Mais plutôt qu’un départ, MM. Kazimi et Biden devraient surtout annoncer aujourd’hui le passage d’un rôle militaire à un rôle purement consultatif des États-Unis, soit la fin officielle de leur mission de combat dans le pays. L’enjeu principal semble toutefois d’abord relever de la communication autour de cette métamorphose. Car dans les faits, elle est déjà à l’œuvre. « Les États-Unis jouent depuis longtemps un rôle de consultation et d’entraînement.

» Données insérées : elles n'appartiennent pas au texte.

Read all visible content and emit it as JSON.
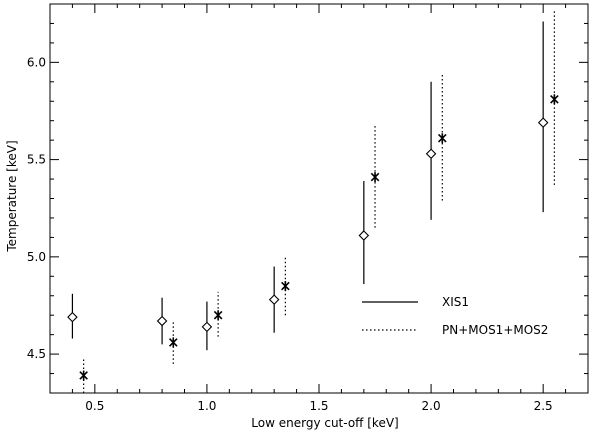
{
  "chart_data": {
    "type": "scatter",
    "title": "",
    "xlabel": "Low energy cut-off [keV]",
    "ylabel": "Temperature [keV]",
    "xlim": [
      0.3,
      2.7
    ],
    "ylim": [
      4.3,
      6.3
    ],
    "x_ticks": [
      "0.5",
      "1.0",
      "1.5",
      "2.0",
      "2.5"
    ],
    "y_ticks": [
      "4.5",
      "5.0",
      "5.5",
      "6.0"
    ],
    "grid": false,
    "legend_position": "bottom-right",
    "series": [
      {
        "name": "XIS1",
        "marker": "diamond",
        "errorbar_style": "solid",
        "points": [
          {
            "x": 0.4,
            "y": 4.69,
            "ylow": 4.58,
            "yhigh": 4.81
          },
          {
            "x": 0.8,
            "y": 4.67,
            "ylow": 4.55,
            "yhigh": 4.79
          },
          {
            "x": 1.0,
            "y": 4.64,
            "ylow": 4.52,
            "yhigh": 4.77
          },
          {
            "x": 1.3,
            "y": 4.78,
            "ylow": 4.61,
            "yhigh": 4.95
          },
          {
            "x": 1.7,
            "y": 5.11,
            "ylow": 4.86,
            "yhigh": 5.39
          },
          {
            "x": 2.0,
            "y": 5.53,
            "ylow": 5.19,
            "yhigh": 5.9
          },
          {
            "x": 2.5,
            "y": 5.69,
            "ylow": 5.23,
            "yhigh": 6.21
          }
        ]
      },
      {
        "name": "PN+MOS1+MOS2",
        "marker": "asterisk",
        "errorbar_style": "dotted",
        "points": [
          {
            "x": 0.45,
            "y": 4.39,
            "ylow": 4.3,
            "yhigh": 4.48
          },
          {
            "x": 0.85,
            "y": 4.56,
            "ylow": 4.45,
            "yhigh": 4.67
          },
          {
            "x": 1.05,
            "y": 4.7,
            "ylow": 4.59,
            "yhigh": 4.82
          },
          {
            "x": 1.35,
            "y": 4.85,
            "ylow": 4.7,
            "yhigh": 5.0
          },
          {
            "x": 1.75,
            "y": 5.41,
            "ylow": 5.15,
            "yhigh": 5.68
          },
          {
            "x": 2.05,
            "y": 5.61,
            "ylow": 5.29,
            "yhigh": 5.94
          },
          {
            "x": 2.55,
            "y": 5.81,
            "ylow": 5.37,
            "yhigh": 6.27
          }
        ]
      }
    ]
  }
}
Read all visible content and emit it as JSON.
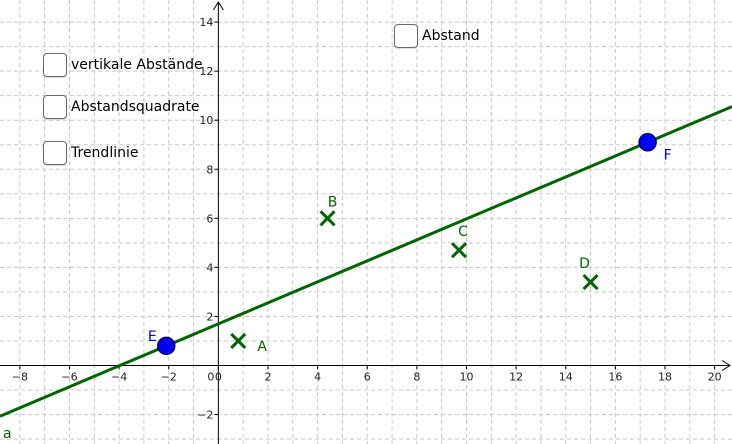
{
  "checkboxes": [
    {
      "label": "vertikale Abstände",
      "checked": false
    },
    {
      "label": "Abstandsquadrate",
      "checked": false
    },
    {
      "label": "Trendlinie",
      "checked": false
    },
    {
      "label": "Abstand",
      "checked": false
    }
  ],
  "axes": {
    "x_range": [
      -8.8,
      20.7
    ],
    "y_range": [
      -3.2,
      14.9
    ],
    "x_ticks": [
      -8,
      -6,
      -4,
      -2,
      0,
      2,
      4,
      6,
      8,
      10,
      12,
      14,
      16,
      18,
      20
    ],
    "y_ticks": [
      -2,
      2,
      4,
      6,
      8,
      10,
      12,
      14
    ],
    "grid_step": 1
  },
  "points": [
    {
      "label": "A",
      "x": 0.8,
      "y": 1.0,
      "style": "cross",
      "color": "#006400"
    },
    {
      "label": "B",
      "x": 4.4,
      "y": 6.0,
      "style": "cross",
      "color": "#006400"
    },
    {
      "label": "C",
      "x": 9.7,
      "y": 4.7,
      "style": "cross",
      "color": "#006400"
    },
    {
      "label": "D",
      "x": 15.0,
      "y": 3.4,
      "style": "cross",
      "color": "#006400"
    },
    {
      "label": "E",
      "x": -2.1,
      "y": 0.8,
      "style": "circle",
      "color": "#0000ff"
    },
    {
      "label": "F",
      "x": 17.3,
      "y": 9.1,
      "style": "circle",
      "color": "#0000ff"
    }
  ],
  "line": {
    "label": "a",
    "through": [
      "E",
      "F"
    ],
    "color": "#006400"
  },
  "colors": {
    "grid": "#c8c8c8",
    "axis": "#000000",
    "line": "#006400",
    "cross": "#006400",
    "free_point": "#0000ff"
  }
}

Les forces de combat sont uniquement déployées lorsqu’elles assistent l’armée irakienne ou les forces anti-terroristes avec une couverture aérienne pour des raids contre les positions de l’EI », estime Doug Siliman, président du Arab Gulf States Institute in Washington (AGSIW) et ancien ambassadeur des États-Unis en Irak (2016-2019) et au Koweït (2014-2016). « La réalité c’est que ces annonces ne changeront presque rien concernant ce que les forces américaines font déjà, mais constitueront plutôt une redéfinition officielle de ce rôle. »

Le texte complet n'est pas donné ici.